Il souriait mais ne disait rien, comme s’il lui était impossible de parler ou plutôt, comme si un mur invisible l’empêchait de se faire entendre. Et puis, au lieu de rejoindre Soizic étendue sur le sol, il la contourna un peu avant de poursuivre son chemin. Elle, toujours engourdie, ne parvint pas à tourner la tête pour le suivre du regard. Elle s’est bien crue abandonnée. Là, le petit brin d’herbe qui apparaissait encore tout près d’elle se mit à croître. D’abord de manière imperceptible, puis de quelques centimètres, jusqu’à atteindre une hauteur d’homme. Sans trop savoir pourquoi, Soizic saisit la plante grimpante grâce au peu de force qui lui restait. La tige l’aida ainsi à se relever, jusqu’à ce que ses pieds quittent le sol. Elle finit par s’envoler et montait vers le ciel, accrochée à l’herbe comme à la ficelle d’un ballon.

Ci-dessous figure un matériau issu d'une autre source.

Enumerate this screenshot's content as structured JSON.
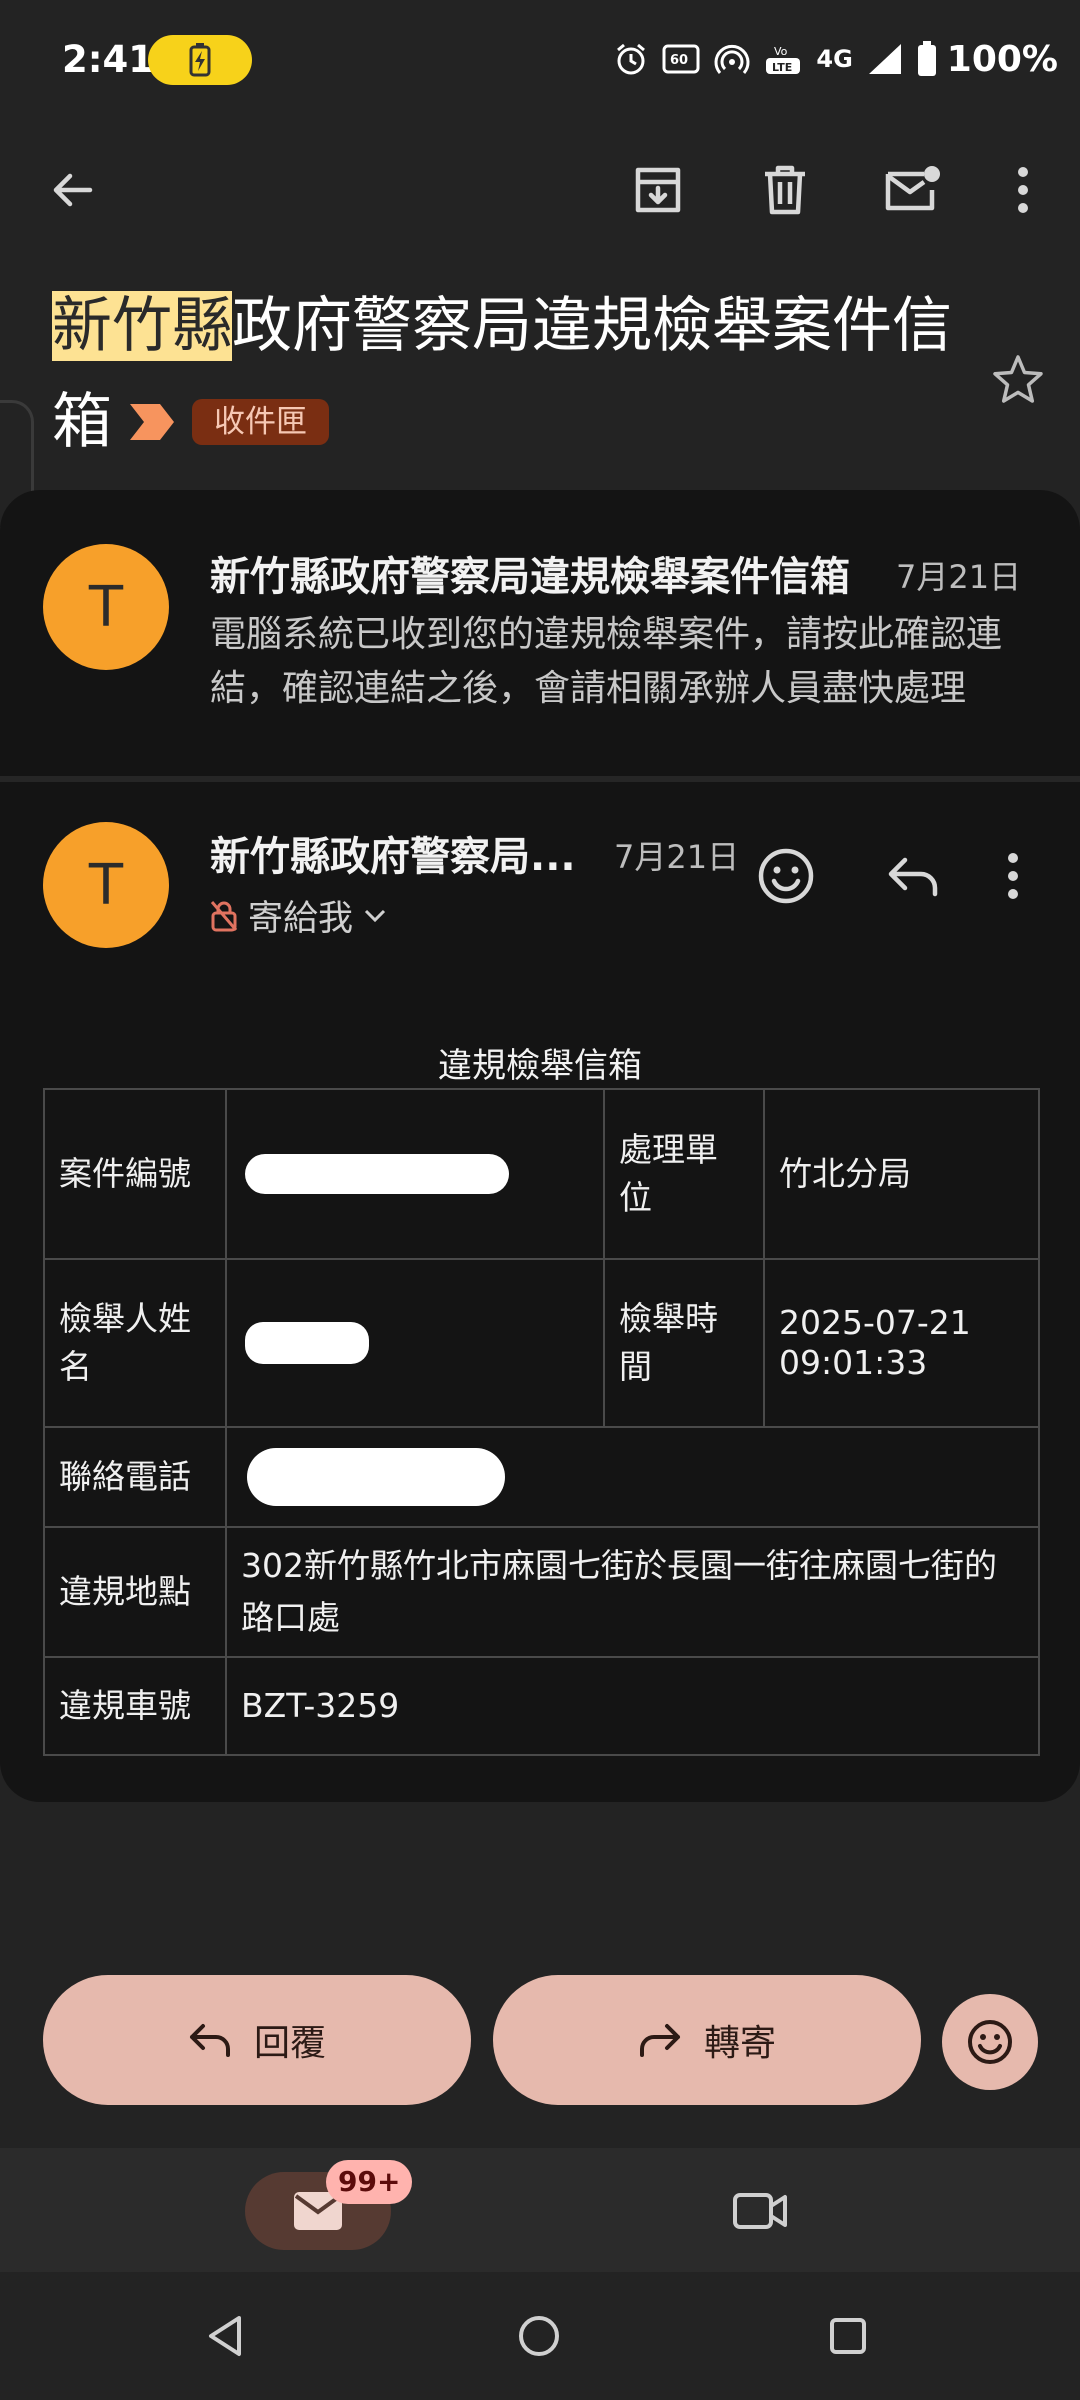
{
  "status_bar": {
    "time": "2:41",
    "network": "4G",
    "battery": "100%"
  },
  "toolbar": {
    "icons": [
      "back-arrow-icon",
      "archive-icon",
      "delete-icon",
      "mark-unread-icon",
      "more-vert-icon"
    ]
  },
  "subject": {
    "highlight": "新竹縣",
    "rest_line1": "政府警察局違規檢舉案件信",
    "line2": "箱",
    "label": "收件匣"
  },
  "thread": {
    "collapsed": {
      "avatar_letter": "T",
      "sender": "新竹縣政府警察局違規檢舉案件信箱",
      "date": "7月21日",
      "snippet": "電腦系統已收到您的違規檢舉案件，請按此確認連結，確認連結之後，會請相關承辦人員盡快處理"
    },
    "expanded": {
      "avatar_letter": "T",
      "sender": "新竹縣政府警察局...",
      "date": "7月21日",
      "to": "寄給我"
    }
  },
  "report": {
    "title": "違規檢舉信箱",
    "case_no_label": "案件編號",
    "unit_label": "處理單位",
    "unit_value": "竹北分局",
    "reporter_label": "檢舉人姓名",
    "time_label": "檢舉時間",
    "time_value": "2025-07-21 09:01:33",
    "phone_label": "聯絡電話",
    "location_label": "違規地點",
    "location_value": "302新竹縣竹北市麻園七街於長園一街往麻園七街的路口處",
    "plate_label": "違規車號",
    "plate_value": "BZT-3259"
  },
  "actions": {
    "reply": "回覆",
    "forward": "轉寄"
  },
  "bottom_nav": {
    "badge": "99+"
  },
  "colors": {
    "background": "#232323",
    "panel": "#141414",
    "avatar": "#f7a02a",
    "action_button": "#e6b9ad",
    "highlight": "#fde293",
    "label_chip": "#7a2e12"
  }
}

La plante cessa de grimper au moment où Soizic arriva au niveau des nuages. A peine étonnée, elle lâcha son bâton de pèlerin vivant pour poser le pied à terre. La sensation de marcher sur un nuage lui parut familière. Le sol craquait sous ses pieds comme de la neige. Après s’être ainsi assurée de son pas, Soizic releva la tête pour regarder l’horizon et aperçut son père, le regard serein et le sourire tranquille. Elle pressa un peu le pas et crut bien se retrouver dans le fameux générique de l’émission de son enfance où un papa, une maman et leur fille aux cheveux blonds tombent du ciel dans la douceur du bonheur familial. Mais à mesure qu’elle s’approchait de son père, elle remarquait quelques changements d’expression sur son visage. Il plissait les yeux et fronçait un peu les sourcils, comme pour régler sa vue. Il commençait tout juste à distinguer les traits de Soizic. Dès qu’il la reconnut, il perdit son sourire et afficha l’expression de déception qu’on doit avoir quand on ouvre un cadeau qu’on ne désire pas.
– Ah ? C’est toi, s’étonna-t-il. Attends, laisse-moi deviner...Je parie que tu t’es suicidée.
Fin
bravo Olivier pour le bouquin !!
RépondreSupprimerJe ne savais pas que tu écrivais, j'ai hâte de te lire ;-)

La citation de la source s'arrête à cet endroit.